Youth Accuses Hawaii Bishop of Pedophilia
By Larry Witham
November 6, 1989
An unidentified young man, cloaked by a screen and with his voice altered electronically, yesterday accused the Roman Catholic Bishop of Hawaii of pedophilia, an accusation the bishop denied afterward.
The charge came at the annual convention of the National Conference of Catholic Bishops from an ad hoc group trying to pressure the bishops into enforcing their 1988 guidelines on investigating child abuse claims.
Church officials have admitted the difficulty of verifying such claims in recent years. Researchers estimate that 2 percent of the nation's 53,000 priests have had a pedophilia problem - no more than reported statistics in other professions.
But Michael Schwartz, chairman of the ad hoc Catholics for an Open Church, said yesterday's press conference was called to publicly pressure the bishops into enforcing their February 1988 guidelines on pedophilia. The guidelines require prompt investigation of a report and, if the charge appears to have merit, suspension of the priest and notification of civil authorities.
Besides the Hawaiian youth, a man from the Archdiocese of Milwaukee and a mother from the Archdiocese of Chicago, both using pseudonyms, also told of cases of complaints they said were not acted on by the archbishops. Archbishop Rembert Weakland oversees the Milwaukee church and Cardinal Joseph Bernardin is in Chicago.
Hawaiian Bishop Joseph Ferrario, who was here for the annual convention of the National Conference of Catholic Bishops, said he had counseled the young man for homosexuality but did not know the motive of his public charge.
"I denied it then and I deny it now," Bishop Ferrario said of the charge that was first brought to church authorities in 1985.
Patricia Morley, a conservative Catholic activist in Hawaii who corroborated the young man's story at the press conference yesterday, is part of an "ultra-conservative" group that Bishop Ferrario said is trying to discredit him.

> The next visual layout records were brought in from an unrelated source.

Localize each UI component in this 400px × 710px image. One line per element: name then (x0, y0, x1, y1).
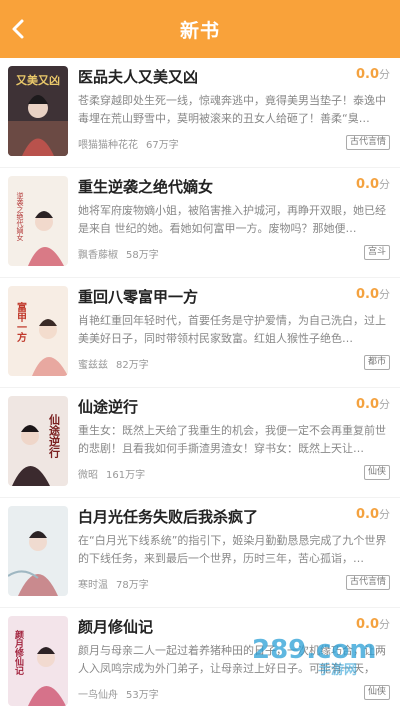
book-cover[interactable]: 颜月修仙记 (8, 616, 68, 706)
book-author: 一鸟仙舟 (78, 690, 118, 701)
book-meta: 一鸟仙舟 53万字 (78, 686, 159, 701)
top-bar: 新书 (0, 0, 400, 58)
book-word-count: 67万字 (146, 140, 179, 151)
cover-title-text: 颜月修仙记 (13, 629, 25, 676)
book-author: 喂猫猫种花花 (78, 140, 138, 151)
book-list-item[interactable]: 白月光任务失败后我杀疯了 0.0分 在“白月光下线系统”的指引下，姬染月勤勤恳恳… (0, 498, 400, 608)
book-score: 0.0分 (355, 397, 390, 412)
book-category-tag: 都市 (363, 355, 390, 370)
book-meta: 蜜兹兹 82万字 (78, 356, 149, 371)
book-author: 寒时温 (78, 580, 108, 591)
book-author: 飘香藤椒 (78, 250, 118, 261)
book-category-tag: 仙侠 (363, 465, 390, 480)
book-category-tag: 宫斗 (363, 245, 390, 260)
book-author: 蜜兹兹 (78, 360, 108, 371)
book-word-count: 58万字 (126, 250, 159, 261)
book-description: 肖艳红重回年轻时代，首要任务是守护爱情，为自己洗白，过上美美好日子，同时带领村民… (78, 314, 386, 345)
book-description: 重生女：既然上天给了我重生的机会，我便一定不会再重复前世的悲剧！且看我如何手撕渣… (78, 424, 386, 455)
book-cover[interactable]: 逆袭之绝代嫡女 (8, 176, 68, 266)
book-meta: 微昭 161万字 (78, 466, 145, 481)
book-author: 微昭 (78, 470, 98, 481)
cover-title-text: 富甲一方 (15, 301, 27, 343)
book-meta: 寒时温 78万字 (78, 576, 149, 591)
book-score: 0.0分 (355, 67, 390, 82)
book-title: 医品夫人又美又凶 (78, 68, 199, 86)
book-cover[interactable]: 富甲一方 (8, 286, 68, 376)
book-list: 又美又凶 医品夫人又美又凶 0.0分 苍柔穿越即处生死一线，惊魂奔逃中，竟得美男… (0, 58, 400, 710)
cover-title-text: 又美又凶 (15, 73, 60, 87)
book-description: 她将军府废物嫡小姐，被陷害推入护城河，再睁开双眼，她已经是来自 世纪的她。看她如… (78, 204, 386, 235)
book-category-tag: 仙侠 (363, 685, 390, 700)
book-meta: 飘香藤椒 58万字 (78, 246, 159, 261)
cover-title-text: 逆袭之绝代嫡女 (16, 191, 24, 242)
book-list-item[interactable]: 逆袭之绝代嫡女 重生逆袭之绝代嫡女 0.0分 她将军府废物嫡小姐，被陷害推入护城… (0, 168, 400, 278)
book-score: 0.0分 (355, 287, 390, 302)
book-title: 重生逆袭之绝代嫡女 (78, 178, 214, 196)
book-category-tag: 古代言情 (345, 135, 390, 150)
book-cover[interactable] (8, 506, 68, 596)
book-word-count: 161万字 (106, 470, 146, 481)
watermark-sub-text: 手游网 (318, 662, 357, 678)
page-title: 新书 (179, 19, 220, 42)
book-description: 苍柔穿越即处生死一线，惊魂奔逃中，竟得美男当垫子！泰逸中毒埋在荒山野雪中，莫明被… (78, 94, 386, 125)
site-watermark: 289.com 手游网 (250, 628, 390, 678)
book-cover[interactable]: 仙途逆行 (8, 396, 68, 486)
book-score: 0.0分 (355, 507, 390, 522)
cover-title-text: 仙途逆行 (48, 413, 62, 459)
book-meta: 喂猫猫种花花 67万字 (78, 136, 179, 151)
book-word-count: 82万字 (116, 360, 149, 371)
book-description: 在“白月光下线系统”的指引下，姬染月勤勤恳恳完成了九个世界的下线任务，来到最后一… (78, 534, 387, 565)
book-category-tag: 古代言情 (345, 575, 390, 590)
book-word-count: 53万字 (126, 690, 159, 701)
watermark-logo-text: 289.com (252, 635, 377, 665)
book-title: 仙途逆行 (78, 398, 139, 416)
book-title: 重回八零富甲一方 (78, 288, 199, 306)
chevron-left-icon (12, 19, 24, 39)
book-word-count: 78万字 (116, 580, 149, 591)
book-title: 白月光任务失败后我杀疯了 (78, 508, 259, 526)
book-cover[interactable]: 又美又凶 (8, 66, 68, 156)
back-button[interactable] (4, 14, 34, 44)
book-score: 0.0分 (355, 177, 390, 192)
book-list-item[interactable]: 仙途逆行 仙途逆行 0.0分 重生女：既然上天给了我重生的机会，我便一定不会再重… (0, 388, 400, 498)
book-list-item[interactable]: 又美又凶 医品夫人又美又凶 0.0分 苍柔穿越即处生死一线，惊魂奔逃中，竟得美男… (0, 58, 400, 168)
book-list-item[interactable]: 富甲一方 重回八零富甲一方 0.0分 肖艳红重回年轻时代，首要任务是守护爱情，为… (0, 278, 400, 388)
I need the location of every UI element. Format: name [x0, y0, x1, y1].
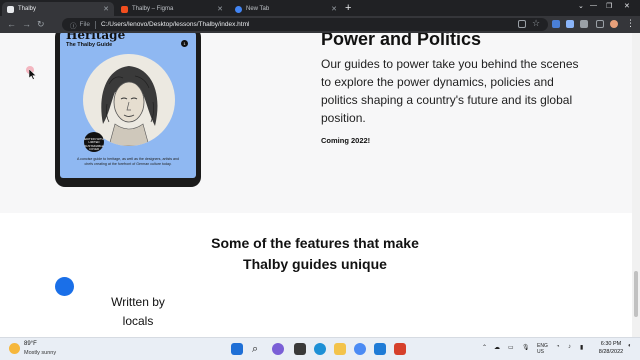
- clock-time: 6:30 PM: [600, 341, 622, 347]
- tab-label: Thalby – Figma: [132, 6, 174, 12]
- avatar[interactable]: [610, 20, 618, 28]
- back-icon[interactable]: ←: [7, 19, 16, 29]
- scheme-label: File: [79, 21, 90, 28]
- features-heading: Some of the features that make Thalby gu…: [211, 235, 419, 272]
- sidebar-icon[interactable]: [596, 20, 604, 28]
- browser-tabstrip: Thalby ✕ Thalby – Figma ✕ New Tab ✕ + ⌄ …: [0, 0, 640, 16]
- chevron-up-icon[interactable]: ⌃: [482, 344, 487, 351]
- task-view-icon[interactable]: [294, 343, 306, 355]
- tab-figma[interactable]: Thalby – Figma ✕: [116, 2, 228, 16]
- web-page: Heritage The Thalby Guide 1 EDITION WITH…: [0, 33, 640, 337]
- coming-soon-label: Coming 2022!: [321, 136, 371, 145]
- close-icon[interactable]: ✕: [331, 5, 337, 13]
- restore-icon[interactable]: ❐: [606, 2, 612, 10]
- section-title: Power and Politics: [321, 33, 482, 49]
- battery-icon[interactable]: ▮: [580, 344, 583, 351]
- tab-new-tab[interactable]: New Tab ✕: [230, 2, 342, 16]
- book-description: A concise guide to heritage, as well as …: [76, 157, 180, 166]
- edge-icon[interactable]: [314, 343, 326, 355]
- edition-badge: EDITION WITH LIMITED SUSTAINABLE COVER: [84, 132, 104, 152]
- scrollbar-thumb[interactable]: [634, 271, 638, 317]
- book-cover: Heritage The Thalby Guide 1 EDITION WITH…: [60, 33, 196, 178]
- book-brand: Heritage: [66, 33, 126, 42]
- feature-item-written-by-locals: Written by locals: [111, 295, 165, 328]
- minimize-icon[interactable]: —: [590, 2, 597, 9]
- tablet-mockup: Heritage The Thalby Guide 1 EDITION WITH…: [55, 33, 201, 187]
- wifi-icon[interactable]: ◔: [556, 344, 560, 350]
- page-scrollbar[interactable]: [632, 33, 640, 337]
- url-text[interactable]: C:/Users/lenovo/Desktop/lessons/Thalby/i…: [101, 21, 249, 28]
- close-icon[interactable]: ✕: [217, 5, 223, 13]
- book-number-badge: 1: [181, 40, 188, 47]
- share-icon[interactable]: [518, 20, 526, 28]
- app-icon[interactable]: [394, 343, 406, 355]
- clock-date: 8/28/2022: [598, 349, 624, 355]
- close-window-icon[interactable]: ✕: [624, 2, 630, 10]
- tray-icon[interactable]: ▭: [508, 344, 514, 351]
- book-subtitle: The Thalby Guide: [66, 42, 113, 48]
- onedrive-icon[interactable]: ☁: [494, 344, 500, 351]
- tab-label: New Tab: [246, 6, 270, 12]
- weather-condition[interactable]: Mostly sunny: [24, 350, 56, 356]
- forward-icon[interactable]: →: [22, 19, 31, 29]
- star-icon[interactable]: ☆: [532, 18, 540, 29]
- chrome-icon: [235, 5, 242, 13]
- address-bar[interactable]: ⓘ File C:/Users/lenovo/Desktop/lessons/T…: [62, 18, 548, 31]
- extension-icon[interactable]: [566, 20, 574, 28]
- start-icon[interactable]: [231, 343, 243, 355]
- more-icon[interactable]: ⋮: [626, 18, 635, 29]
- system-clock[interactable]: 6:30 PM 8/28/2022: [594, 340, 628, 356]
- extension-icon[interactable]: [552, 20, 560, 28]
- tab-label: Thalby: [18, 6, 37, 12]
- microphone-icon[interactable]: 🎙: [522, 344, 530, 351]
- language-indicator[interactable]: ENG US: [537, 343, 548, 355]
- close-icon[interactable]: ✕: [103, 5, 109, 13]
- lang-line2: US: [537, 349, 544, 355]
- notification-icon[interactable]: ◐: [628, 343, 632, 349]
- divider: [94, 20, 96, 29]
- browser-toolbar: ← → ↻ ⓘ File C:/Users/lenovo/Desktop/les…: [0, 16, 640, 33]
- file-explorer-icon[interactable]: [334, 343, 346, 355]
- tab-thalby[interactable]: Thalby ✕: [2, 2, 114, 16]
- mouse-pointer-icon: [29, 69, 37, 80]
- new-tab-icon[interactable]: +: [345, 2, 351, 14]
- vscode-icon[interactable]: [374, 343, 386, 355]
- weather-temp[interactable]: 89°F: [24, 341, 37, 347]
- speaker-icon[interactable]: ♪: [568, 344, 571, 350]
- chat-icon[interactable]: [272, 343, 284, 355]
- chevron-down-icon[interactable]: ⌄: [578, 2, 584, 10]
- globe-icon: [7, 5, 14, 13]
- feature-icon: [55, 277, 74, 296]
- figma-icon: [121, 5, 128, 13]
- chrome-icon[interactable]: [354, 343, 366, 355]
- info-icon[interactable]: ⓘ: [70, 20, 77, 30]
- puzzle-icon[interactable]: [580, 20, 588, 28]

The severity of the pedophilia problem was raised in a special 1985 confidential report to select bishops, saying a policy was needed for such cases. It also said that 30 cases had been identified so far in the press and estimated that in the next decade organized law suits amounting to $1 billion in damages could hit the church.
"The problem of priests and child abuse is a serious one, but not a very common one," a statement released yesterday by the lawyer for the bishops said. "The vast, vast majority of priests are living exemplary lives."
At yesterday's press conference, Mr. Schwartz said, "It is because a minimum of bishops have not adopted such procedures that we have the sad task of bringing this before you today." Mr. Schwartz, a Catholic activist, said the documented cases compelled him to make the issue public. He said he and two other Catholics incorporated as an ad hoc group in case of a libel suit.
There are exemplary programs in archdioceses around the country for policing the problem, said Mr. Schwartz, and the Archdiocese of Washington has one of them.
"When pedophiles are protected, the many fine priests in our church are damaged," said the Chicago mother, who reached an out-of-court settlement in an abuse case involving her 13-year-old son.
Bishop Ferrario, who learned of the charge against him in November 1985, said there was an investigation the following year based on letters sent to church authorities by the boy and his mother. But he said he was told while on a visit to Rome a year or two later that the case was closed.
Bishop Ferrario talked with reporters in a relaxed manner during an hour of intense questioning after the press conference. He voluntarily answered questions.
He said the young man, who used the pseudonym "Damian," is reported to have AIDS. Several of the meetings the young man cited were corroborated by the bishop, but he said they were in regard to helping the troubled youth.
"There are a lot of things that I can't say," the bishop said. "I don't know what is going through his mind."
The young man told reporters he would not reveal his name or identity because some members of his family and neighbors and co-workers are not aware of his charges.
Bishop Ferrario said the boy, who once retracted his charges in a letter to church authorities, had told him he was being pressured to bring the charges by the "ultra-conservative Catholic group" led by Mrs. Morley.
The nation's 300 bishops are meeting here this week to celebrate the bicentennial of the American Church and will conduct business ranging from the election of a president of their conference tomorrow to voting on pastoral letters regarding the Middle East and AIDS.